In 1973, she was diagnosed with Leukemia. After several rounds of chemo therapy, she went to Seattle for a bone marrow transplant at the Washington University Medical Clinic that was later to be known as the Fred Hutchinson Cancer Research Center. This procedure, created by Nobel Prize winner E. Donnell Thomas, was experimental at the time, and despite many challenges she was an early survivor. This story was featured in a Lifestyle article in the Hillsboro Argus August 17, 2000.
Masel in Red Hat Regalia
Following complete remission of her Leukemia, she worked as a special education teacher’s aid for 15 years in Huntington Beach CA schools and later as a substitute in Hillsboro Schools.
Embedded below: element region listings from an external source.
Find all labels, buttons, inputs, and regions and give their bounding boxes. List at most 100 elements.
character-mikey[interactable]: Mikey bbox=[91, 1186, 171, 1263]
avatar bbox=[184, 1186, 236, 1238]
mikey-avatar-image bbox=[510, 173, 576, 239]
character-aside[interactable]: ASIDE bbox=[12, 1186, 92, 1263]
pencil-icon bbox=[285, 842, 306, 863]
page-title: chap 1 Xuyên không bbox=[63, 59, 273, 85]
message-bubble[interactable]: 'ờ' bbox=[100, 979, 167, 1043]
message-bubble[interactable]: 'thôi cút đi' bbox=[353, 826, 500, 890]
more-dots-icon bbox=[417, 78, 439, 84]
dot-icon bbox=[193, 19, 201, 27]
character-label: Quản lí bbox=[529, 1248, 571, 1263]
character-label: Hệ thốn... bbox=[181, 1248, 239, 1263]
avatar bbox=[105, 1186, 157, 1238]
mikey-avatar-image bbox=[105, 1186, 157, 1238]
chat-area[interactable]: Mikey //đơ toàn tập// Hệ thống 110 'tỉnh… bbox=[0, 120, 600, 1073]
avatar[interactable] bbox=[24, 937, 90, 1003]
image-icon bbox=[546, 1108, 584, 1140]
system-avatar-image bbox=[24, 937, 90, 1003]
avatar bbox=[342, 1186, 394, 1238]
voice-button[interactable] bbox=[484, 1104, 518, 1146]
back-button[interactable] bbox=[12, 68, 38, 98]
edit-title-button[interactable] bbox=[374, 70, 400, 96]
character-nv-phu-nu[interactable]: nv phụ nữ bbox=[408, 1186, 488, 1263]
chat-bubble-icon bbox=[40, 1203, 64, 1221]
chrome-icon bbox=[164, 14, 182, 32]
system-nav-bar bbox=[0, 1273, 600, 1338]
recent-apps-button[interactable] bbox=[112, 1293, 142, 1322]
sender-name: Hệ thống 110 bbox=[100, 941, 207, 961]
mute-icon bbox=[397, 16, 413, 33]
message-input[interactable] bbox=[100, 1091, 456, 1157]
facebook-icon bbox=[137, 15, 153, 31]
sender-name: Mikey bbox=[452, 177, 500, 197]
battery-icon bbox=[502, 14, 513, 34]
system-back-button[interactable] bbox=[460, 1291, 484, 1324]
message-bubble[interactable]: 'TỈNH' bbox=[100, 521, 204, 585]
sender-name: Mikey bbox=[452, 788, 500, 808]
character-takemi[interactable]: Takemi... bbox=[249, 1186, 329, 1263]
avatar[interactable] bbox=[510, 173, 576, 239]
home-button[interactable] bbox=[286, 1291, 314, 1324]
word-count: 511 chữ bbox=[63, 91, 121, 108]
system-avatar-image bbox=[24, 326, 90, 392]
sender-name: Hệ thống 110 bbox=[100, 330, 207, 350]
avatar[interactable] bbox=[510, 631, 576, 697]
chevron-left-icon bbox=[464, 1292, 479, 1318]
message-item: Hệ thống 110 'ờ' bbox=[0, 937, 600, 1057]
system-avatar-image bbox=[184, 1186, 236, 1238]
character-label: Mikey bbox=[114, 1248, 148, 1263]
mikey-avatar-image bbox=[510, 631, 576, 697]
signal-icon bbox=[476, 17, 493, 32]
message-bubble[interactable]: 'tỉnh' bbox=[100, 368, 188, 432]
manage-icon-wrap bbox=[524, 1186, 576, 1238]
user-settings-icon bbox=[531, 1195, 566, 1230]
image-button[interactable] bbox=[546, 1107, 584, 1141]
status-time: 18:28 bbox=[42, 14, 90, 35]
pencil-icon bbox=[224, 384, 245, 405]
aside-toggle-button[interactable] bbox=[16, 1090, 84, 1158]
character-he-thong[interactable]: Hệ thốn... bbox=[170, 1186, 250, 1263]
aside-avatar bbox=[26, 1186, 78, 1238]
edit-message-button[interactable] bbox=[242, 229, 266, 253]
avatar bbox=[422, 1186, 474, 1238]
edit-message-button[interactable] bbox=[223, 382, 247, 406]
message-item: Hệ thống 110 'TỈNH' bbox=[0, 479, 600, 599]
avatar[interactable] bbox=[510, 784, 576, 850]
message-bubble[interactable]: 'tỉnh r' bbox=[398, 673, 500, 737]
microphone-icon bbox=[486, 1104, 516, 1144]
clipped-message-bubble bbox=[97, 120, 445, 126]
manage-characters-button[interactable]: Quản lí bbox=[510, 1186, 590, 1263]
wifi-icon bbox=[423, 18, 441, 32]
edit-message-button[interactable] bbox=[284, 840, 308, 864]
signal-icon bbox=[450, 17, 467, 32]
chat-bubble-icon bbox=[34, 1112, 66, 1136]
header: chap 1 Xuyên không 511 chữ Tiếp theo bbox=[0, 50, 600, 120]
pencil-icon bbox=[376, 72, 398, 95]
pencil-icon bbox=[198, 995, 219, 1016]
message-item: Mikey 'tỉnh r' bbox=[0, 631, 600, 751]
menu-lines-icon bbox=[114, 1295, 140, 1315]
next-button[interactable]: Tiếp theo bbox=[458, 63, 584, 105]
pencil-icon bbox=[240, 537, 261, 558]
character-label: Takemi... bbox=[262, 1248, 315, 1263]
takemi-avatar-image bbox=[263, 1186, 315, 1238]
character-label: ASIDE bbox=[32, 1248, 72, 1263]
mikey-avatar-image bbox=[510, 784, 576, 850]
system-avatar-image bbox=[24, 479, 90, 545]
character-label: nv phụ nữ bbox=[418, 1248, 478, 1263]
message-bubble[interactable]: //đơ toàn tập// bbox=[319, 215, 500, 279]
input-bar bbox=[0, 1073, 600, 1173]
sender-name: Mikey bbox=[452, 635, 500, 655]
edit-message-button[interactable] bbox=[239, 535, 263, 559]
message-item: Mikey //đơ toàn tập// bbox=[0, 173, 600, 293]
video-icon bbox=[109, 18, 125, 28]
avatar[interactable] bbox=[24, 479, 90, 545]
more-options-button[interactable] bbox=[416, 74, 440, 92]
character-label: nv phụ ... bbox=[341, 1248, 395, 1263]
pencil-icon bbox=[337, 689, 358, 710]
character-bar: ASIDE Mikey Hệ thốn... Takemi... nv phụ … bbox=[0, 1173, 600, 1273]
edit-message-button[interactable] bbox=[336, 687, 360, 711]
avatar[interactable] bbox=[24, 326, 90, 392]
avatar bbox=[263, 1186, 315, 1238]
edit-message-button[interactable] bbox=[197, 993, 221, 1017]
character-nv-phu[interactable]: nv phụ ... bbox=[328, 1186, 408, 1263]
In her spare time, she taught English as a Second Language to adults for almost 20 years and served as director of that literacy program for several years.

Masel served as a deacon for six years at the First Presbyterian Church of Westminster. During her tenure, she founded and organized a program for housing the homeless which helped more than 100 people.

In 1996, she moved to Hillsboro, Oregon and joined the Hillsboro Presbyterian Church where she served as deacon for two years. She also taught Sunday school since she was 18 years old at various churches. Masel was also an active member of the Red Hat Society.

Masel’s life will be celebrated in a memorial service at the Hillsboro Presbyterian Church April 26 at 4:00 pm. Donations may be made to the Hillsboro Presbyterian Church Member’s Needs Fund.

Any comments left here will be deeply appreciated.